These banana bread bars have all the classic banana bread flavor you love, in a super-easy, sheet cake format – topped off with luscious browned butter icing.
Preheat oven to 350 degrees Fahrenheit. Line a 9x13-inch baking dish with parchment paper.
Place the ripe bananas in a large bowl and mash them completely with a fork.
Add in the sour cream, softened butter, eggs, and vanilla, and whisk together until completely combined. Add the sugar and mix until just incorporated.

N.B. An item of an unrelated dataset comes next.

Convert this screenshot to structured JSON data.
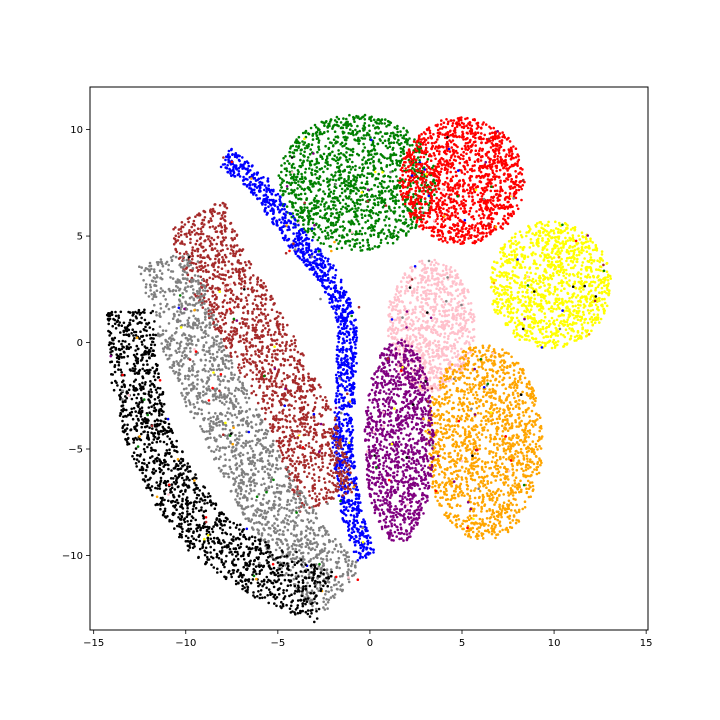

Sift in the flour, baking soda, and salt into the bowl of wet ingredients. Fold the dry ingredients into the wet ingredients until combined, then stir in the chopped walnuts so they are evenly distributed.
Pour the banana bread batter into the prepared baking dish and bake for 25 to 30 minutes, or until the top has evenly browned and a toothpick inserted in the middle comes out clean.
Glaze Directions:
Add the butter to a medium saucepan over medium heat. Let the butter cook and melt down, stirring occasionally to prevent scorching. When the butter starts to brown and smell nutty, remove the pan from heat.
Combine the browned butter and powdered sugar in a medium mixing bowl. Whisk together until the powdered sugar soaks up all of the butter. At this point, the mixture will look thick and curdly. This is normal!
Whisk in the milk rapidly, stirring quickly, until you have a smooth glaze.
When the banana bread bars have cooled for at least 15 minutes, gently pull up the ends of the parchment paper to remove them from the pan. Drizzle with glaze and top with chopped pecans.